Published by the author while living in exile from her native Czechoslovakia, Innocence: Or, Murder on Steep Street (Soho Crime | June, 2015), fascinates as much for its path to publication as it does for its riveting story.
Heda Margolius Kovály is best known for her landmark memoir, Under a Cruel Star, which documents both her struggle to survive first Auschwitz and then Stalinist Czechoslovakia. Her husband, who had survived the horrors of Dachau, had been a part of the Jewish intelligentsia that established communism in Czechoslovakia, only to later be detained and murdered after the now infamous Slanksy show trial put on by the government he had helped create. Branded the wife of a “political traitor,” Heda eked out a living with her son under the Soviet regime. That atmosphere of oppression is what Heda wanted to take aim at in what would be her only novel.
During this time of political exile Kovály worked as much as a translator as memoirist, rendering into Czech the works of Philip Roth, Muriel Spark, and Raymond Chandler, among others. But it was the latter’s work that inspired Heda to turn her pen to fiction. Inspired by Chandler, Kovály knit her own terrifying experiences in early 1950s Communist Prague—her husband’s imprisonment and wrongful execution, her own persecution at his disgrace—into a gorgeous psychological thriller-cum-detective novel.
Set in and around a cinema where a murder was recently committed, Innocence follows the unfolding of the investigation while telling the stories of the women who work there as ushers, each of whom is forced to support herself in difficult circumstances. As the novel brings this group alive, it tells their various life stories that have brought them to this job, the secrets they share with one another, and the secrets they keep. When the detective trying to solve the first murder is found slain by the cinema, all of their secrets come into the light.

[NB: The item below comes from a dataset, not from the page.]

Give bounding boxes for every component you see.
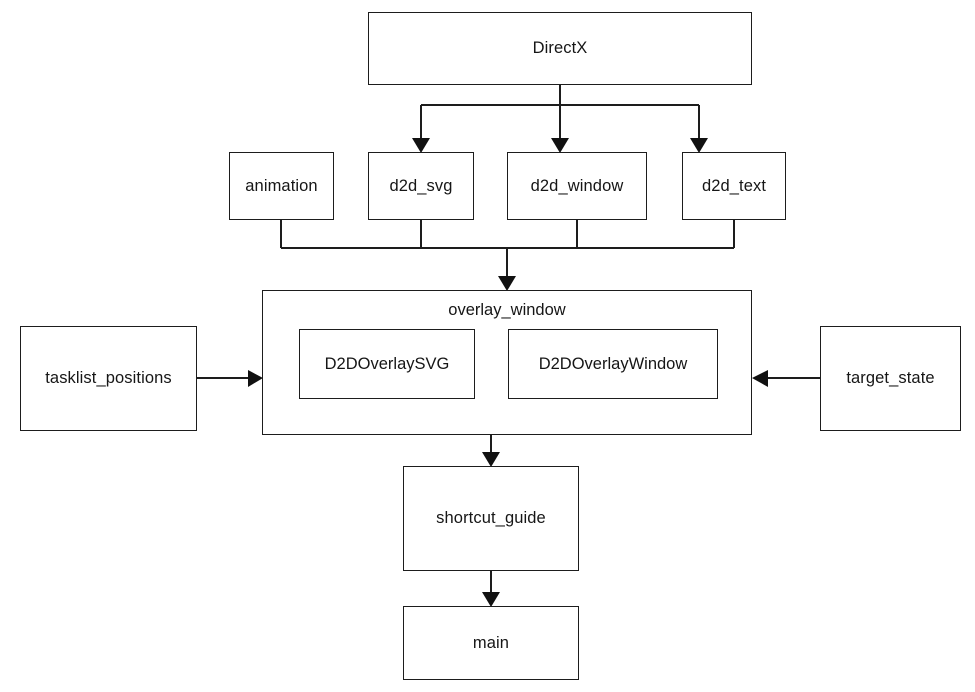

Innocence was published in 1985 by a Czech-language German expatriate press while Heda was living in exile in London and Boston. It was a single-run limited edition book printing, never intended for sale or distribution in Czechoslovakia itself, where Kovály feared it might have adverse effects on her friends and associates because of its critical content. In fact, to further protect anyone who still knew her, Kovály published the book under a pseudonym—Helen Novakova, the same name as her autobiographically-inspired main character. Only in 2013 has the book finally been published in the Czech Republic.
It is with great pride that Soho brings to life (well, Alex Zucker‘s brilliant translation brings it to life) this remarkable story, which deftly combines the cultural and political observations of crime fiction with the more emotionally powerful biographical elements of an author that lived through the 20th century’s most brutal times and survived to tell the tale with great humor, wit, and in the case of Innocence, cunning.